A US administration official confirmed to Reuters that DeepSeek’s upcoming model, which could be launched in the coming weeks, was trained on Nvidia Blackwell chips – the company’s flagship AI processor family currently restricted from export to China. According to the source, the chips were allegedly located in a computing cluster in China’s Inner Mongolia region, despite the existing controls.
The administration emphasized that “we’re not shipping Blackwells to China” – making clear that US policy prohibits delivery of these highest-performance chips to Chinese entities. However, officials did not disclose how DeepSeek may have obtained them or how US authorities became aware of their location and use. Nvidia, the US Department of Commerce, and DeepSeek did not respond to requests for comment.
The export restrictions are part of a broader US strategy to limit Chinese technology firms’ access to the most advanced training and computing tools, seen as critical in the global AI race. Washington previously revoked licenses even for reduced-performance versions of such chips, arguing that top-tier processors should remain out of reach of China’s fast-developing AI ecosystem.
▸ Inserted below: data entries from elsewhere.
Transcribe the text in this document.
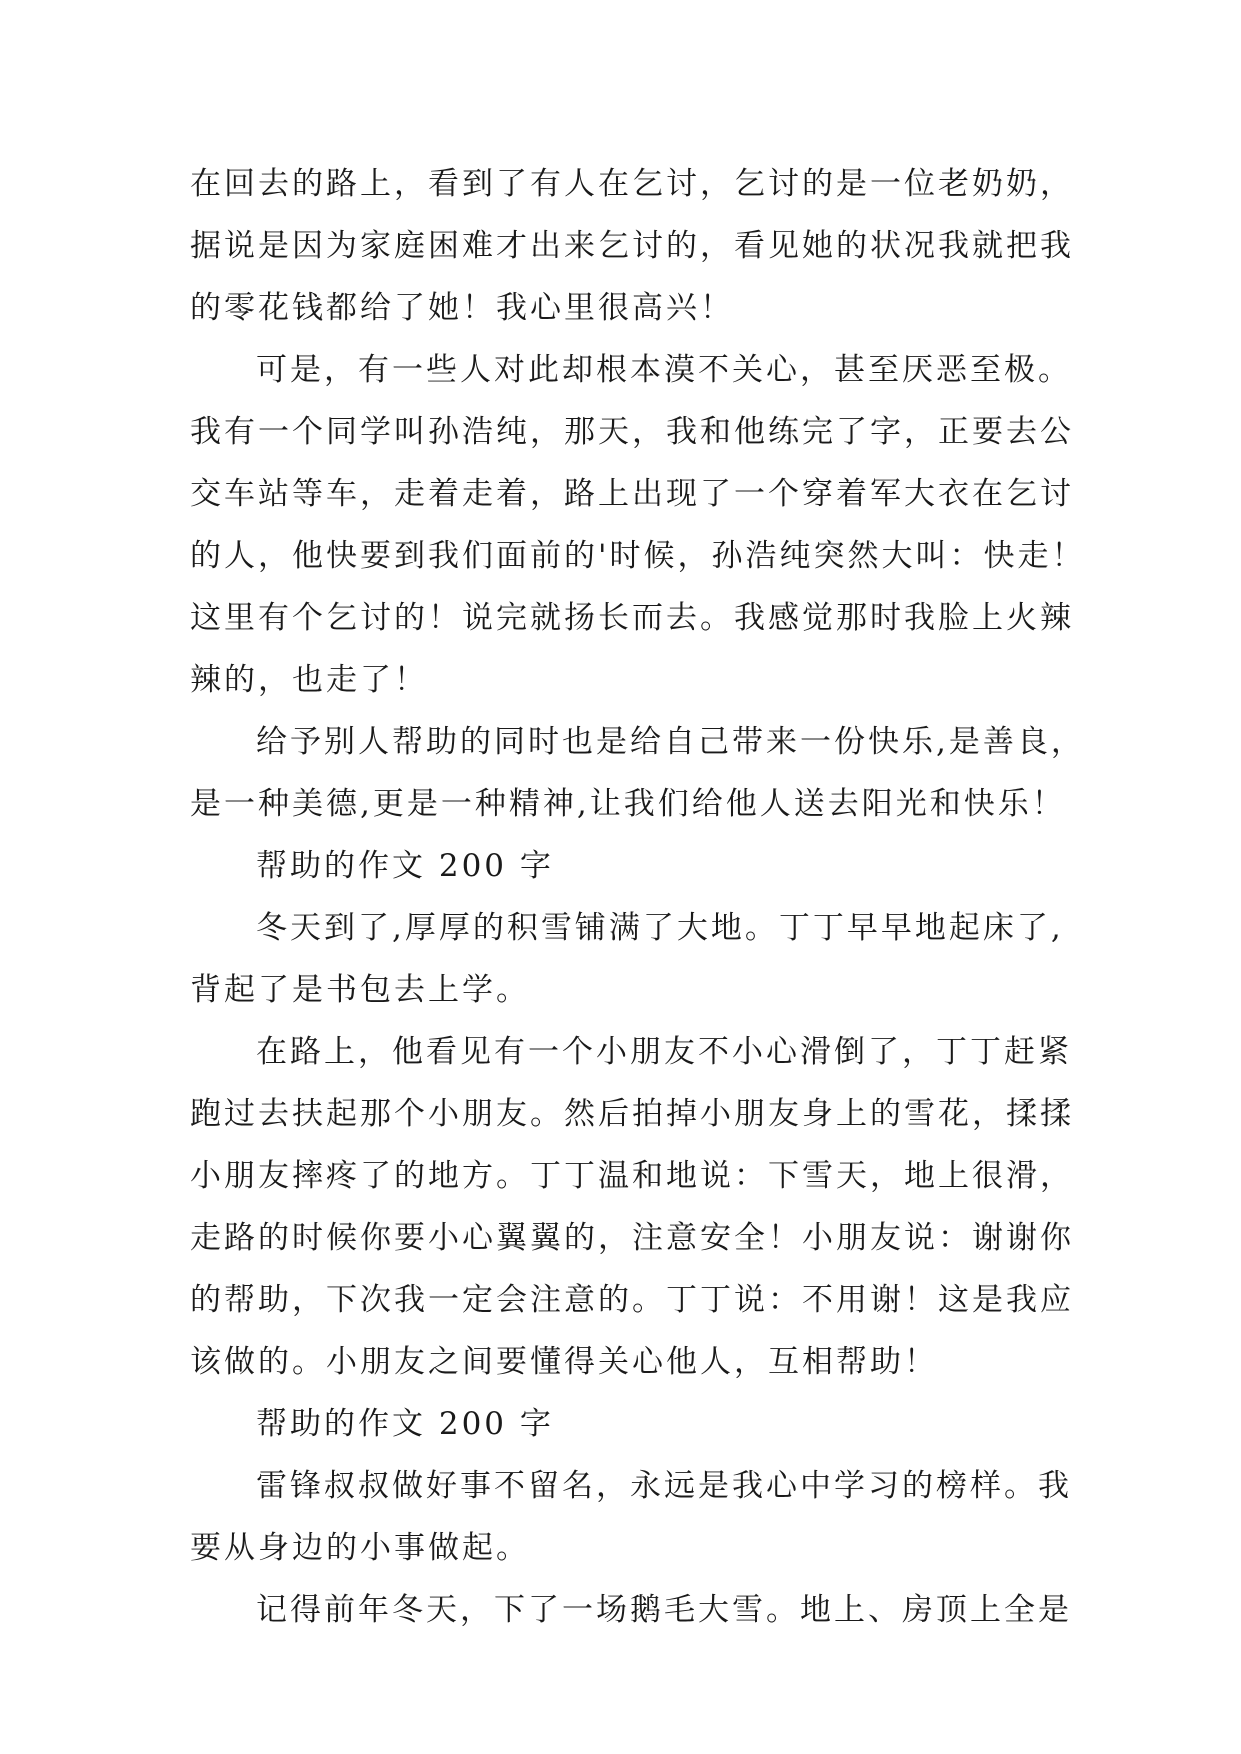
在回去的路上，看到了有人在乞讨，乞讨的是一位老奶奶，
据说是因为家庭困难才出来乞讨的，看见她的状况我就把我
的零花钱都给了她！我心里很高兴！
可是，有一些人对此却根本漠不关心，甚至厌恶至极。
我有一个同学叫孙浩纯，那天，我和他练完了字，正要去公
交车站等车，走着走着，路上出现了一个穿着军大衣在乞讨
的人，他快要到我们面前的'时候，孙浩纯突然大叫：快走！
这里有个乞讨的！说完就扬长而去。我感觉那时我脸上火辣
辣的，也走了！
给予别人帮助的同时也是给自己带来一份快乐,是善良，
是一种美德,更是一种精神,让我们给他人送去阳光和快乐！
帮助的作文 200 字
冬天到了,厚厚的积雪铺满了大地。丁丁早早地起床了,
背起了是书包去上学。
在路上，他看见有一个小朋友不小心滑倒了，丁丁赶紧
跑过去扶起那个小朋友。然后拍掉小朋友身上的雪花，揉揉
小朋友摔疼了的地方。丁丁温和地说：下雪天，地上很滑，
走路的时候你要小心翼翼的，注意安全！小朋友说：谢谢你
的帮助，下次我一定会注意的。丁丁说：不用谢！这是我应
该做的。小朋友之间要懂得关心他人，互相帮助！
帮助的作文 200 字
雷锋叔叔做好事不留名，永远是我心中学习的榜样。我
要从身边的小事做起。
记得前年冬天，下了一场鹅毛大雪。地上、房顶上全是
The Chinese embassy in Washington firmly rejected allegations of violations, criticizing the US export policy as “drawing ideological lines” and “overstretching the concept of national security.” A spokesperson for China’s foreign ministry added that Beijing has clearly communicated its position on US export restrictions but does not have detailed information regarding the specific circumstances reported by Reuters.
Officials note that the DeepSeek case presents challenges for current export-control mechanisms, especially if chips reach China through indirect channels or gray-market pathways. Some experts and policymakers warn that such incidents could undermine US export controls designed to slow the rapid progress of Chinese AI firms and their potential civilian and military applications.
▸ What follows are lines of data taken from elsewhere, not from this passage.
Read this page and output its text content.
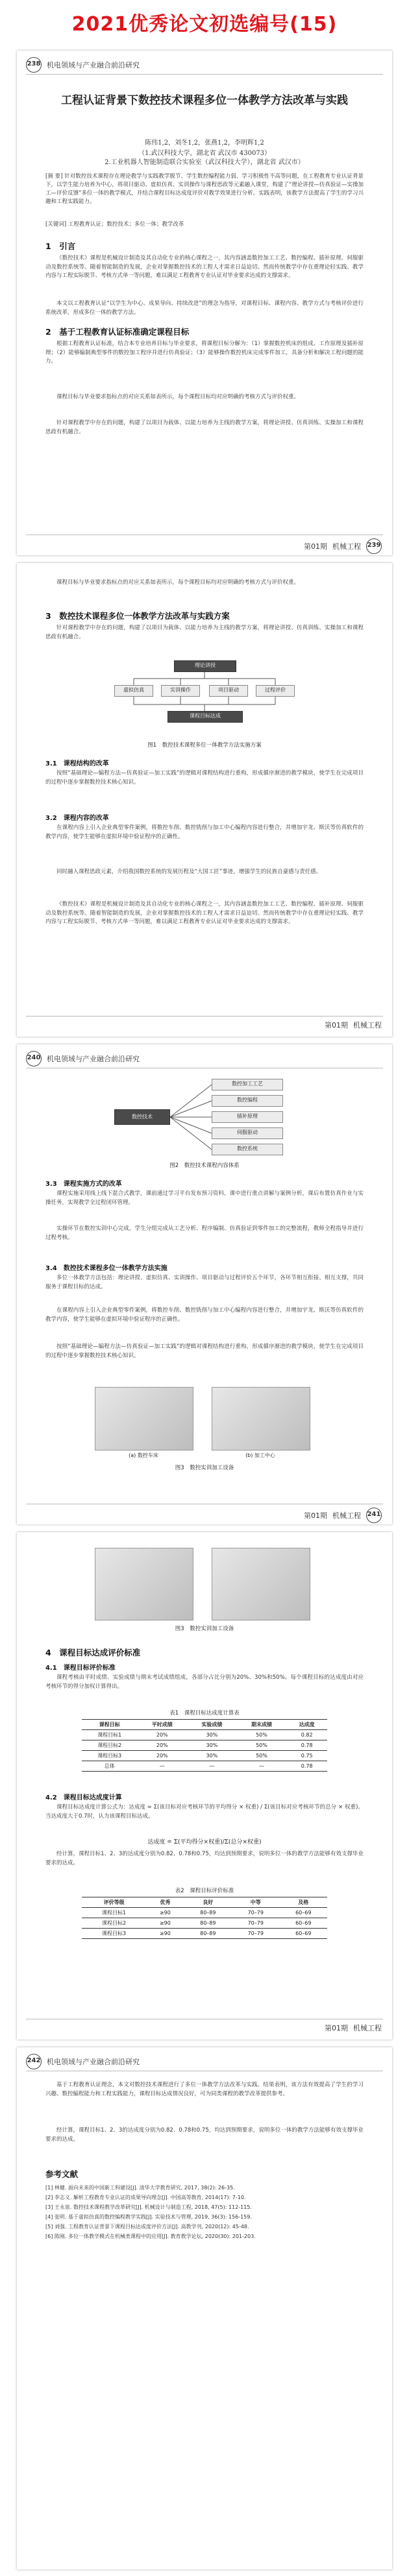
2021优秀论文初选编号(15)
238 机电领域与产业融合前沿研究
工程认证背景下数控技术课程多位一体教学方法改革与实践
陈伟1,2，刘冬1,2，张燕1,2，李明辉1,2
（1.武汉科技大学，湖北省 武汉市 430073）
2.工业机器人智能制造联合实验室（武汉科技大学），湖北省 武汉市）
[摘 要] 针对数控技术课程存在理论教学与实践教学脱节、学生数控编程能力弱、学习积极性不高等问题，在工程教育专业认证背景下，以学生能力培养为中心，将项目驱动、虚拟仿真、实训操作与课程思政等元素融入课堂，构建了“理论讲授—仿真验证—实操加工—评价反馈”多位一体的教学模式，并结合课程目标达成度评价对教学效果进行分析。实践表明，该教学方法提高了学生的学习兴趣和工程实践能力。
[关键词] 工程教育认证；数控技术；多位一体；教学改革
1　引言
《数控技术》课程是机械设计制造及其自动化专业的核心课程之一，其内容涵盖数控加工工艺、数控编程、插补原理、伺服驱动及数控系统等。随着智能制造的发展，企业对掌握数控技术的工程人才需求日益迫切。然而传统教学中存在重理论轻实践、教学内容与工程实际脱节、考核方式单一等问题，难以满足工程教育专业认证对毕业要求达成的支撑需求。
本文以工程教育认证“以学生为中心、成果导向、持续改进”的理念为指导，对课程目标、课程内容、教学方式与考核评价进行系统改革，形成多位一体的教学方法。
2　基于工程教育认证标准确定课程目标
根据工程教育认证标准，结合本专业培养目标与毕业要求，将课程目标分解为：（1）掌握数控机床的组成、工作原理及插补原理；（2）能够编制典型零件的数控加工程序并进行仿真验证；（3）能够操作数控机床完成零件加工，具备分析和解决工程问题的能力。
课程目标与毕业要求指标点的对应关系如表所示，每个课程目标均对应明确的考核方式与评价权重。
针对课程教学中存在的问题，构建了以项目为载体、以能力培养为主线的教学方案，将理论讲授、仿真训练、实操加工和课程思政有机融合。
第01期 机械工程 239
课程目标与毕业要求指标点的对应关系如表所示，每个课程目标均对应明确的考核方式与评价权重。
3　数控技术课程多位一体教学方法改革与实践方案
针对课程教学中存在的问题，构建了以项目为载体、以能力培养为主线的教学方案，将理论讲授、仿真训练、实操加工和课程思政有机融合。
理论讲授
虚拟仿真	实训操作	项目驱动	过程评价
课程目标达成
图1　数控技术课程多位一体教学方法实施方案
3.1　课程结构的改革
按照“基础理论—编程方法—仿真验证—加工实践”的逻辑对课程结构进行重构，形成循序渐进的教学模块，使学生在完成项目的过程中逐步掌握数控技术核心知识。
3.2　课程内容的改革
在课程内容上引入企业典型零件案例，将数控车削、数控铣削与加工中心编程内容进行整合，并增加宇龙、斯沃等仿真软件的教学内容，使学生能够在虚拟环境中验证程序的正确性。
同时融入课程思政元素，介绍我国数控系统的发展历程及“大国工匠”事迹，增强学生的民族自豪感与责任感。
《数控技术》课程是机械设计制造及其自动化专业的核心课程之一，其内容涵盖数控加工工艺、数控编程、插补原理、伺服驱动及数控系统等。随着智能制造的发展，企业对掌握数控技术的工程人才需求日益迫切。然而传统教学中存在重理论轻实践、教学内容与工程实际脱节、考核方式单一等问题，难以满足工程教育专业认证对毕业要求达成的支撑需求。
第01期 机械工程
240 机电领域与产业融合前沿研究
数控技术
数控加工工艺
数控编程
插补原理
伺服驱动
数控系统
图2　数控技术课程内容体系
3.3　课程实施方式的改革
课程实施采用线上线下混合式教学，课前通过学习平台发布预习资料，课中进行重点讲解与案例分析，课后布置仿真作业与实操任务，实现教学全过程闭环管理。
实操环节在数控实训中心完成，学生分组完成从工艺分析、程序编制、仿真验证到零件加工的完整流程，教师全程指导并进行过程考核。
3.4　数控技术课程多位一体教学方法实施
多位一体教学方法包括：理论讲授、虚拟仿真、实训操作、项目驱动与过程评价五个环节，各环节相互衔接、相互支撑，共同服务于课程目标的达成。
在课程内容上引入企业典型零件案例，将数控车削、数控铣削与加工中心编程内容进行整合，并增加宇龙、斯沃等仿真软件的教学内容，使学生能够在虚拟环境中验证程序的正确性。
按照“基础理论—编程方法—仿真验证—加工实践”的逻辑对课程结构进行重构，形成循序渐进的教学模块，使学生在完成项目的过程中逐步掌握数控技术核心知识。
(a) 数控车床	(b) 加工中心
图3　数控实训加工设备
第01期 机械工程 241
图3　数控实训加工设备
4　课程目标达成评价标准
4.1　课程目标评价标准
课程考核由平时成绩、实验成绩与期末考试成绩组成，各部分占比分别为20%、30%和50%。每个课程目标的达成度由对应考核环节的得分加权计算得出。
表1　课程目标达成度计算表
课程目标	平时成绩	实验成绩	期末成绩	达成度
课程目标1	20%	30%	50%	0.82
课程目标2	20%	30%	50%	0.78
课程目标3	20%	30%	50%	0.75
总体	—	—	—	0.78
4.2　课程目标达成度计算
课程目标达成度计算公式为：达成度 = Σ(该目标对应考核环节的平均得分 × 权重) / Σ(该目标对应考核环节的总分 × 权重)。当达成度大于0.7时，认为该课程目标达成。
达成度 = Σ(平均得分×权重)/Σ(总分×权重)
经计算，课程目标1、2、3的达成度分别为0.82、0.78和0.75，均达到预期要求，说明多位一体的教学方法能够有效支撑毕业要求的达成。
表2　课程目标评价标准
评价等级	优秀	良好	中等	及格
课程目标1	≥90	80–89	70–79	60–69
课程目标2	≥90	80–89	70–79	60–69
课程目标3	≥90	80–89	70–79	60–69
第01期 机械工程
242 机电领域与产业融合前沿研究
基于工程教育认证理念，本文对数控技术课程进行了多位一体教学方法改革与实践。结果表明，该方法有效提高了学生的学习兴趣、数控编程能力和工程实践能力，课程目标达成情况良好，可为同类课程的教学改革提供参考。
经计算，课程目标1、2、3的达成度分别为0.82、0.78和0.75，均达到预期要求，说明多位一体的教学方法能够有效支撑毕业要求的达成。
参考文献
[1] 林健. 面向未来的中国新工科建设[J]. 清华大学教育研究, 2017, 38(2): 26-35.
[2] 李志义. 解析工程教育专业认证的成果导向理念[J]. 中国高等教育, 2014(17): 7-10.
[3] 王永泉. 数控技术课程教学改革研究[J]. 机械设计与制造工程, 2018, 47(5): 112-115.
[4] 张明. 基于虚拟仿真的数控编程教学实践[J]. 实验技术与管理, 2019, 36(3): 156-159.
[5] 刘强. 工程教育认证背景下课程目标达成度评价方法[J]. 高教学刊, 2020(12): 45-48.
[6] 陈刚. 多位一体教学模式在机械类课程中的应用[J]. 教育教学论坛, 2020(30): 201-203.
DeepSeek, founded in 2023 in Hangzhou, quickly gained global attention for high-performance large language models comparable to leading Silicon Valley systems and reportedly more cost-efficient to train. Its models, including R1 and subsequent V3 iterations, have been widely used in consumer applications and digital services, with adoption extending beyond China.
Reports about the alleged use of Blackwell chips by DeepSeek also emerge amid broader tensions over technological competition – including claims that some Chinese AI firms have used “distillation” techniques on models such as Claude to accelerate development of their own systems without full access to training resources.